Ela se manifesta em diferentes situações que passaremos a examinar, tentando encontrar razões para justificá-la e principalmente para que seja aceita e não se transforme em doença, que impeça a pessoa de viver.

A solidão pode ser dividida em dois grandes grupos:

 

1 – A solidão por opção pessoal.

Neste caso ela é perfeitamente aceitável e não causa nenhum problema, porque foi uma decisão pessoal ou mesmo uma opção de vida. Existem muitas pessoas que decidem viver sozinhas por muitos motivos, como:

· Não querer dividir seu espaço com outro.

· Por que encontram na solidão motivos para serem mais produtivas.

· Por que estar só não significa sofrimento.

· Por que ocupam seu tempo com atividades que são prazerosas.

· Simplesmente por opção pessoal.

2 – A solidão imposta pelas contingências da vida.

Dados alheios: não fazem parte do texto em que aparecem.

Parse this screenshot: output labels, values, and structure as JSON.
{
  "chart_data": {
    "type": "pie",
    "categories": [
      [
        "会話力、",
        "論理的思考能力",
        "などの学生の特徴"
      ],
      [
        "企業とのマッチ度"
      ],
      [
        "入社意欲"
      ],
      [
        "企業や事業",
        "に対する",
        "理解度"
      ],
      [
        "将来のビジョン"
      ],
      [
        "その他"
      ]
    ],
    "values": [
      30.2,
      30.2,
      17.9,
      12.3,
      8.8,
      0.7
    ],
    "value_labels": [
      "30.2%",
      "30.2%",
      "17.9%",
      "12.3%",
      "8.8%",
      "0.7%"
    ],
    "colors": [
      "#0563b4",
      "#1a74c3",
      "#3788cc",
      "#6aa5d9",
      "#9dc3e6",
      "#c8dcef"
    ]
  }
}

Neste caso ela é forçada e em geral causa problemas de maior ou menor gravidade, exigindo a intervenção de médicos psiquiatras ou psicólogos, dependendo de cada situação, conforme segue:

· Pessoas que ficaram sozinhas no mundo.

· Casais que se desfazem por morte.

· Por separação, quando um abandona e o outro não quer.

· Por doenças, quando a pessoa se sente solitária vivendo com a família.

· Por patologias que só os profissionais da saúde podem explicar.

A solidão imposta causa sofrimento e nunca é positiva. A pessoa se isola e não compartilha da vida com os demais. Encontra nas lamentações a sua razão de viver. É incapaz de reagir, porque não percebe o quanto este sofrimento está lhe causando mal e o quanto interfere na relação com os demais.

Em geral condenam o estilo de vida atual, se negando a entender a evolução do mundo, sempre fazendo comparações com outras épocas. Estão deslocadas e não encontram motivos para se integrarem no meio em que vivem. Em suma estão doentes e precisam ser tratadas por especialistas.

Muitos desenvolvem fobias, principalmente medos exacerbados, que escravizam e impedem uma vida dentro dos padrões de normalidade. Causam grandes preocupações a familiares e passam a ser vítimas, sempre implorando a compreensão dos demais.

Muitas outras razões podem levar uma pessoa a sentir solidão ou mesmo evoluir para doenças como: O fator genético, a perda de um emprego que a pessoa gostava muito, o insucesso nos estudos ou na profissão, uma desilusão amorosa, uma traição de um grande amigo, enfim tudo aquilo que a sensibilidade de cada um registre como algo, infinitamente infeliz.

Quando a solidão atinge estágios avançados de depressão a vida já não tem mais sentido e muitos recorrem ao suicídio, causando um grande sofrimento aos familiares.

Este artigo tem um único objetivo, que é alertar os familiares, para sinais que uma pessoa possa estar demonstrando de padrões fora da normalidade. Não ignore ou minimize situações em que a pessoa mude de comportamento repentinamente ou que passe a ser diferente do habitual.

Procurem imediatamente um médico psiquiatra ou mesmo um psicólogo, que tem condições de diagnosticar qualquer patologia que possa inviabilizar uma vida que seria promissora.

A solidão mesmo por opção pode ser um alerta de que algo não está bem. Os seres vivos, em geral, buscam estar sempre acompanhados, pois se sentem mais seguros e demonstram afetividade de uns para com os outros.

Viver em grupos é uma característica saudável, razão pela qual tantas pessoas encontram nas boas amizades motivos de grandes alegrias.